If You Have a Body, You Have a Runner’s Body

There's no such thing as the perfect running weight. Believing otherwise could stop you from doing something you love.


Recently, I had a conversation with someone who expressed an interest in running, but felt the need to lose weight before getting started on their running journey. They described their dieting strategies. This mindset caught me off guard, and it made me sad to know that they didn’t consider themselves a runner due to their body, size, or weight.

First, if you have a body, you have a runner’s body. Some people like to say: Everyone is a runner. Some just don’t know it yet. Ha! Now, I’m not one to convince people to do things they don’t want to do. However, if someone expresses an interest in running, but does not see themselves as someone who could ever be a runner, I’m absolutely going to help pave the pathway to becoming a runner and provide guidance along the way.

Before you begin, remember this: The key points to getting started are the same for everyone—whether you don’t see yourself as having the “ideal” runner’s body (which—I repeat—does not exist), or the concept of running to you has been a foreign idea until now.
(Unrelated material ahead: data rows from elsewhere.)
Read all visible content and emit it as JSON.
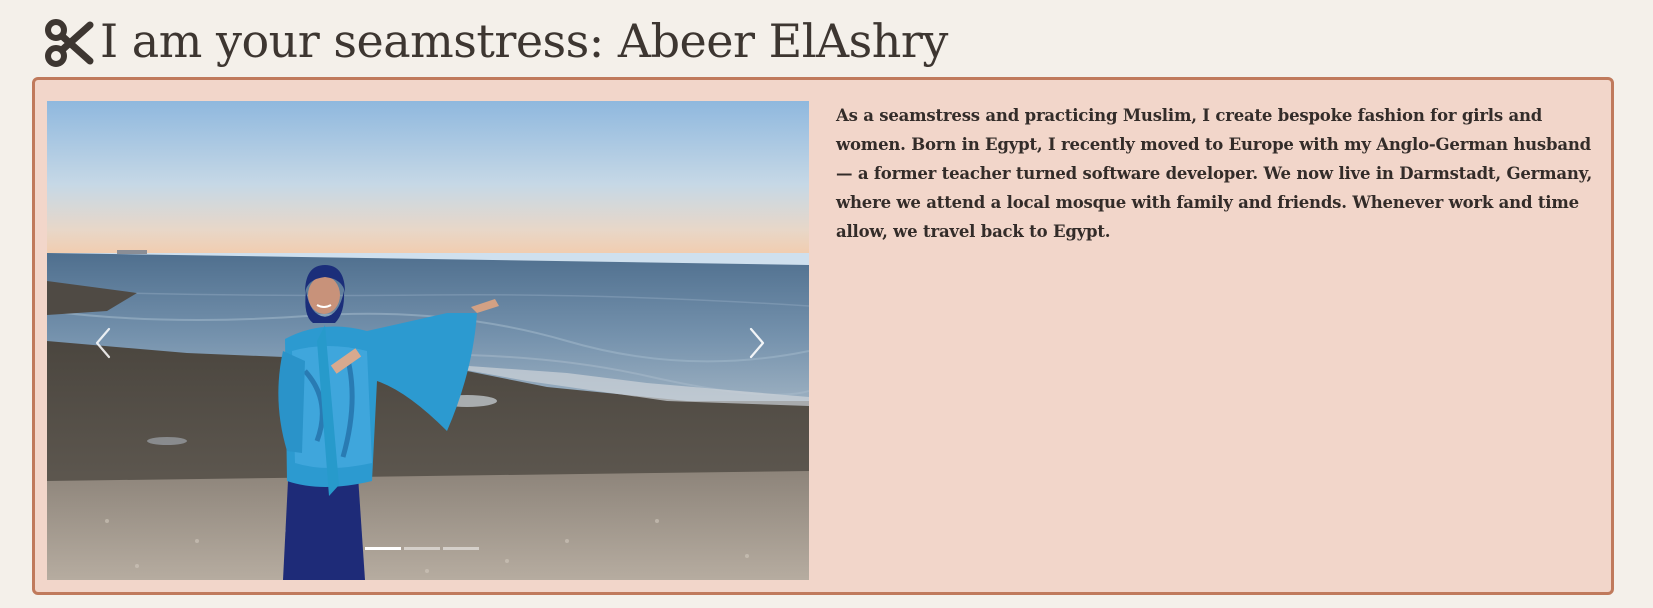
{
  "header": {
    "title": "I am your seamstress: Abeer ElAshry",
    "icon": "scissors-icon"
  },
  "colors": {
    "page_background": "#f4f0ea",
    "card_background": "#f2d6ca",
    "card_border": "#c07a5c",
    "text": "#332c29"
  },
  "carousel": {
    "prev_icon": "chevron-left-icon",
    "next_icon": "chevron-right-icon",
    "slide_count": 3,
    "active_index": 0
  },
  "bio": {
    "text": "As a seamstress and practicing Muslim, I create bespoke fashion for girls and women. Born in Egypt, I recently moved to Europe with my Anglo-German husband — a former teacher turned software developer. We now live in Darmstadt, Germany, where we attend a local mosque with family and friends. Whenever work and time allow, we travel back to Egypt."
  }
}
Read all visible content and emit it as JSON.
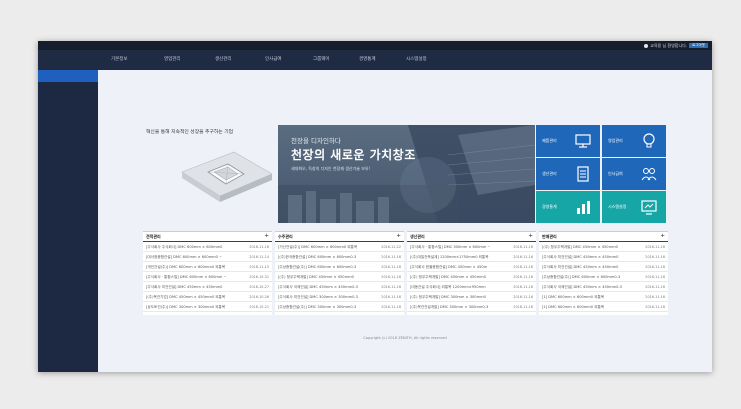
{
  "header": {
    "user_text": "교육용 님 환영합니다.",
    "logout_label": "로그아웃"
  },
  "nav": {
    "items": [
      "기본정보",
      "영업관리",
      "생산관리",
      "인사급여",
      "그룹웨어",
      "경영통계",
      "시스템설정"
    ]
  },
  "hero": {
    "slogan": "혁신을 통해 지속적인 성장을 추구하는 기업"
  },
  "banner": {
    "subtitle": "천장을 디자인하다",
    "title": "천장의 새로운 가치창조",
    "description": "세대화오, 독창의 디자인 천장재 생산기술 보유!"
  },
  "tiles": [
    {
      "label": "제품관리",
      "icon": "monitor-icon",
      "color": "#1f67b8"
    },
    {
      "label": "영업관리",
      "icon": "bulb-icon",
      "color": "#1f67b8"
    },
    {
      "label": "생산관리",
      "icon": "document-icon",
      "color": "#1f67b8"
    },
    {
      "label": "인사급여",
      "icon": "people-icon",
      "color": "#1f67b8"
    },
    {
      "label": "경영통계",
      "icon": "chart-icon",
      "color": "#17a6a6"
    },
    {
      "label": "시스템설정",
      "icon": "display-icon",
      "color": "#17a6a6"
    }
  ],
  "panels": [
    {
      "title": "견적관리",
      "rows": [
        {
          "text": "[주식회사 주식회사] DMC 600mm × 600mm0",
          "date": "2016-11-16"
        },
        {
          "text": "[대서정종합건설] DMC 600mm × 600mm0 ~",
          "date": "2016-11-14"
        },
        {
          "text": "[개인건설(주)] DMC 600mm × 600mm0 외통목",
          "date": "2016-11-15"
        },
        {
          "text": "[주식회사 · 통합스틸] DMC 600mm × 600mm ~",
          "date": "2016-10-31"
        },
        {
          "text": "[주식회사 미건건설] DMC 450mm × 450mm0",
          "date": "2016-10-27"
        },
        {
          "text": "[(주)목건기업] DMC 450mm × 450mm0 외통목",
          "date": "2016-10-26"
        },
        {
          "text": "[상도토건(주)] DMC 300mm × 300mm0 외통목",
          "date": "2016-10-21"
        }
      ]
    },
    {
      "title": "수주관리",
      "rows": [
        {
          "text": "[거산건설(주)] DMC 600mm × 600mm0 외통목",
          "date": "2016-11-22"
        },
        {
          "text": "[(주)한국종합건설] DMC 600mm × 600mm0-3",
          "date": "2016-11-16"
        },
        {
          "text": "[주상종합건설(주)] DMC 600mm × 600mm0-3",
          "date": "2016-11-16"
        },
        {
          "text": "[(주) 청우주택개발] DMC 450mm × 450mm0",
          "date": "2016-11-16"
        },
        {
          "text": "[주식회사 국제건설] DMC 450mm × 450mm0-3",
          "date": "2016-11-16"
        },
        {
          "text": "[주식회사 미건건설] DMC 300mm × 300mm0-3",
          "date": "2016-11-16"
        },
        {
          "text": "[주상종합건설(주)] DMC 300mm × 300mm0-3",
          "date": "2016-11-16"
        }
      ]
    },
    {
      "title": "생산관리",
      "rows": [
        {
          "text": "[주식회사 · 통합스틸] DMC 300mm × 600mm ~",
          "date": "2016-11-16"
        },
        {
          "text": "[(주)대일건축설계] 1200mm×1750mm0 외통목",
          "date": "2016-11-16"
        },
        {
          "text": "[주식회사 한울종합건설] DMC 450mm × 450m",
          "date": "2016-11-16"
        },
        {
          "text": "[(주) 청우주택개발] DMC 450mm × 450mm0",
          "date": "2016-11-16"
        },
        {
          "text": "[대동건설 주식회사] 외통목 1200mm×950mm",
          "date": "2016-11-16"
        },
        {
          "text": "[(주) 청우주택개발] DMC 300mm × 300mm0",
          "date": "2016-11-16"
        },
        {
          "text": "[(주)목건건설개발] DMC 300mm × 300mm0-3",
          "date": "2016-11-16"
        }
      ]
    },
    {
      "title": "판매관리",
      "rows": [
        {
          "text": "[(주) 청우주택개발] DMC 450mm × 450mm0",
          "date": "2016-11-16"
        },
        {
          "text": "[주식회사 미건건설] DMC 450mm × 450mm0",
          "date": "2016-11-16"
        },
        {
          "text": "[주식회사 미건건설] DMC 450mm × 450mm0",
          "date": "2016-11-16"
        },
        {
          "text": "[주상종합건설(주)] DMC 600mm × 600mm0-3",
          "date": "2016-11-16"
        },
        {
          "text": "[주식회사 국제건설] DMC 450mm × 450mm0-3",
          "date": "2016-11-16"
        },
        {
          "text": "[1] DMC 600mm × 600mm0 외통목",
          "date": "2016-11-16"
        },
        {
          "text": "[1] DMC 600mm × 600mm0 외통목",
          "date": "2016-11-16"
        }
      ]
    }
  ],
  "footer": {
    "copyright": "Copyright (c) 2016 ZENITH, All rights reserved"
  }
}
The biggest thing to remember is to start small and focus on building gradually.

Invest in good shoes.

Get the right pair of running shoes that fit your feet and work for you. You’ll be more inclined to keep up with the practice of running if you make the investment in yourself by purchasing shoes that get you up and out the door.

Develop a routine.

Establishing a routine that has a window of time for your running is critical. Life is busy—and with work, family, and other obligations, fitting in running can be impossible if you don’t make time for it. Try to block out the same time for yourself every day. On the days you don’t run, incorporate other things that can help your running—practice mindfulness, do some mobility or strength work, go for a walk, or take a little time to reflect on your recent training. Utilising the same window of time each day for your running (as best as possible) will help create a routine that will set you up for success.

Normalise walking.

Sometimes the best place to start with running is walking. Progressions take time and practice, and if you’ve never run before, starting with walking is completely okay. Build the habit and the routine by going out for brisk walks. Put some intention into the effort. From there, you can build in run/walk intervals, incorporating bouts of jogging. Don’t think the first time you head out the door needs to be a speedy run. Start with walking and build from there.
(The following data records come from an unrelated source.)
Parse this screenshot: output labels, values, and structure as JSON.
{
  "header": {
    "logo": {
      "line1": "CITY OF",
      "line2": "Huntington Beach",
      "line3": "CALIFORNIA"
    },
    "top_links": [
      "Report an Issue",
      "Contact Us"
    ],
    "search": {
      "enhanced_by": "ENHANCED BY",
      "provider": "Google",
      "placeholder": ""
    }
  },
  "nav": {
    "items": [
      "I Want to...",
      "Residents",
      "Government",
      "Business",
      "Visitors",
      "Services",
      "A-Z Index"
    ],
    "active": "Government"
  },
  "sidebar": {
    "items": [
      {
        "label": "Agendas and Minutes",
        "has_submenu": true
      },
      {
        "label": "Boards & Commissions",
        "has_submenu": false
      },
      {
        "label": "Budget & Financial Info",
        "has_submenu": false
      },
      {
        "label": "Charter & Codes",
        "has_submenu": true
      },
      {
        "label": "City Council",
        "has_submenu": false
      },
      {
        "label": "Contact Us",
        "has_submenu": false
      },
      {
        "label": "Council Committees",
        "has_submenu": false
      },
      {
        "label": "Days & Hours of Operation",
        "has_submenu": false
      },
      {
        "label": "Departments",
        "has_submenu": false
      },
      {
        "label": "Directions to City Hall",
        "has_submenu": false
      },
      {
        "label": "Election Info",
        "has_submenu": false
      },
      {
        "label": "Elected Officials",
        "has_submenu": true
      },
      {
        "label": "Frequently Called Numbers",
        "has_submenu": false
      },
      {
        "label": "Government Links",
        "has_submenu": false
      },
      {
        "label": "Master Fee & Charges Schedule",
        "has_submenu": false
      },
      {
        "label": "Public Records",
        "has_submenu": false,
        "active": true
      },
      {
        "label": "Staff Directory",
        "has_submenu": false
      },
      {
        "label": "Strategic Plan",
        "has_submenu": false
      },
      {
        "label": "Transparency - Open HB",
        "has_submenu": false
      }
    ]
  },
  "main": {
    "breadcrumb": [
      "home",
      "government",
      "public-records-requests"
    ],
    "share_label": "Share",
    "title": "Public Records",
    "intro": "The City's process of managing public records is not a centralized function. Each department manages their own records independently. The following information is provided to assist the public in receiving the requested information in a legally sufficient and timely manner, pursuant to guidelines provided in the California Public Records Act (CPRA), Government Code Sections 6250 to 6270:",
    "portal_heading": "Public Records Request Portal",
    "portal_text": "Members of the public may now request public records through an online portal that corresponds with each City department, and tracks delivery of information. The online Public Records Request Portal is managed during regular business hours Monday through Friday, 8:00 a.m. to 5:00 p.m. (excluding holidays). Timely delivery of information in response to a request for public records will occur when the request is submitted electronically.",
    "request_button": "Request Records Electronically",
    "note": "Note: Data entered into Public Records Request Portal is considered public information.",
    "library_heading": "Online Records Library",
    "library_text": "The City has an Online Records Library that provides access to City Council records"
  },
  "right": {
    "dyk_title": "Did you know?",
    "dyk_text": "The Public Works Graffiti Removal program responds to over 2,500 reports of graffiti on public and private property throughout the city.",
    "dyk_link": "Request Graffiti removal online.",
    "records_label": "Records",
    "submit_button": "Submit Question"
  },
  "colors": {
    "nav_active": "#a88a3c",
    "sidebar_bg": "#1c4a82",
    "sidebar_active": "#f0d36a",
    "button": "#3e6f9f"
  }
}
Follow a training plan or hire a coach.

Navigating a training plan or deciding how to progress in your own running can be extremely challenging. It can lead to increasing your mileage too suddenly, which often leads to injury. It can also lead to talking yourself out of a run, which is easy to do when you don’t have a plan. Instead of playing the guessing game, find a training plan that takes the guesswork out of what to do. Hiring a coach is also an option. A coach can provide a plan that’s customised specifically for you, and help you get to your goals.
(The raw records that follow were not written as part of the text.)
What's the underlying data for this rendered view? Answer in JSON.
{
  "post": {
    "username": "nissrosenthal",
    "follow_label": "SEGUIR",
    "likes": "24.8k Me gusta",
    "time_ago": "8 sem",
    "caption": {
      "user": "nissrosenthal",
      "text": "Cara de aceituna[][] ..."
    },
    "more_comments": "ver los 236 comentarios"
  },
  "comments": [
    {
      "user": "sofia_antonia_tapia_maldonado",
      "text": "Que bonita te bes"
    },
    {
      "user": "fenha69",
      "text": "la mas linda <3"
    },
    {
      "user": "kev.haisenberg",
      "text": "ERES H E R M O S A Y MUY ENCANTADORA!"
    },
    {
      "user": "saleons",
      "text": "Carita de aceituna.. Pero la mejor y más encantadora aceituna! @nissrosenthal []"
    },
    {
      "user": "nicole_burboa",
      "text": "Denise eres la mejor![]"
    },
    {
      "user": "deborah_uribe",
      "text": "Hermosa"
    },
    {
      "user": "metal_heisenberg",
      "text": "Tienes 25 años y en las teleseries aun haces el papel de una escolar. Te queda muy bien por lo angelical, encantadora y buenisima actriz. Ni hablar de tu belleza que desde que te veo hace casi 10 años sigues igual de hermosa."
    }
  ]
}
Get a training partner or a running buddy.

Accountability is key. Having someone outside of yourself to keep you accountable is extremely helpful. You’ll notice that elite runners don’t train alone—they run in packs. They have running partners and teammates who challenge them, motivate them, and hold them accountable in their running. Try it! Now, this isn’t just for people looking to compete. Having training partners will not only improve your running, but also enrich your life. Start by looking into a running group near you, or visit your local running store and inquire about group runs.

Eat like an athlete.

Circling back to my story about the person who wanted to be a runner but felt the need to lose weight: I want to reshape that thinking. Instead of focusing solely on dieting, I encourage you to think and eat like an athlete. What does that mean? Athletes who take their training seriously aren’t on a calorie-deficit diet. They also aren’t eating a bunch of junk food to fuel their training. High-performing athletes focus on nutrient-dense, well-balanced diets that fuel their body and their mind. I want you to do that. Choose healthy, nutritious foods that will set you up to feel and be your best. Do this instead of cutting calories, which will sap your energy and potentially lead to injuries and an unhealthy and unhappy lifestyle.

Everyone, no matter the body, can be a runner if the desire is there. Help me spread that message. If someone looks up to you as a runner but doesn’t see that being possible for them, give them some guidance. Tell them to start with walking and make it a habit or invite them to join you on a run sometime. Running can enrich lives, and it’s our job to help share that with the world!